Global recession concerns mount as coronavirus continues to spread
The World Bank also estimated slower growth among advanced economies in 2020 due to continued softness in manufacturing as well as a further moderate slowdown in China amid continued domestic and external headwinds.
China makes one fifth of global GPD growth
As key indicators from the World Bank and the International Monetary Fund (IMF) suggest, China’s GDP growth has averaged almost 10% a year since it began to open up and reform its economy in 1978. According to the Chinese National Bureau of Statistics (NBS), the country’s GDP totalled $14.3 trillion in 2019, accounting for approximately 17-20% of the global GDP growth. This also places the Chinese GDP second only to the US.
Since 2001, China has also rapidly positioned itself at the centre of a wide-ranging global supply chains. As the World Bank data shows, between 2001 and 2008, manufacturing exports from China surged by 29% per year on average: a rate significantly faster than that of other Asian countries and regions.
Coronavirus outbreak brings China economy to a standstill
Considering China’s position in the global economy and supply chain, the coronavirus outbreak that has been making its way around the world is posing a major threat.
The virus, which has killed more than 1000 at the time of publication, led to a a formal extension of the Lunar New Year and a wave of factory shutdowns in much of China as well as other Asian countries.
The majority of factories delayed opening until mid-February while others suspended operations due to a supply chain disruption, which caused a shortage of parts from China. Media reports said that the diminished trade has cost container shipping lines $350 million a week in lost volumes since the disease broke out in January.
In addition to these, millions of people have remained locked down across the country, possibly costing more than $144 billion a week in losses to the service sector.

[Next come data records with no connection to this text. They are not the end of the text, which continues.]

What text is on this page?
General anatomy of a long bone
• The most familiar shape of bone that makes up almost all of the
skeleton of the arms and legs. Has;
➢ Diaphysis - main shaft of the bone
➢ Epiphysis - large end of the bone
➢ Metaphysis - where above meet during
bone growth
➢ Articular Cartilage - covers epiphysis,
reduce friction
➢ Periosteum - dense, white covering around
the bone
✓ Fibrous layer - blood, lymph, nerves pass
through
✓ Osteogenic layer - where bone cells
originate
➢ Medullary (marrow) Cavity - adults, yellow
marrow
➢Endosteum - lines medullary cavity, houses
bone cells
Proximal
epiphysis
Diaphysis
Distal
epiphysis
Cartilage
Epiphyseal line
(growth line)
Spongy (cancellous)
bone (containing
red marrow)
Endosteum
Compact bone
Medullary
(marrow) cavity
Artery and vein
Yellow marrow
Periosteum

Corona impact expected to be worse than SARS
Several economists and market analysts are now estimating that the global growth might see a trim of around 0.3%, against a growth forecast of 3.3%, providing that the outbreak is short-lived. However others paint a gloomier picture, arguing that the severe acute respiratory syndrome (SARS) cost around $40 billion in 2003 –a time when China accounted for only 4.3% of the global GDP. Considering that China now accounts for more than 17% of the global GDP, analysts warn that this might push the global economy towards recession.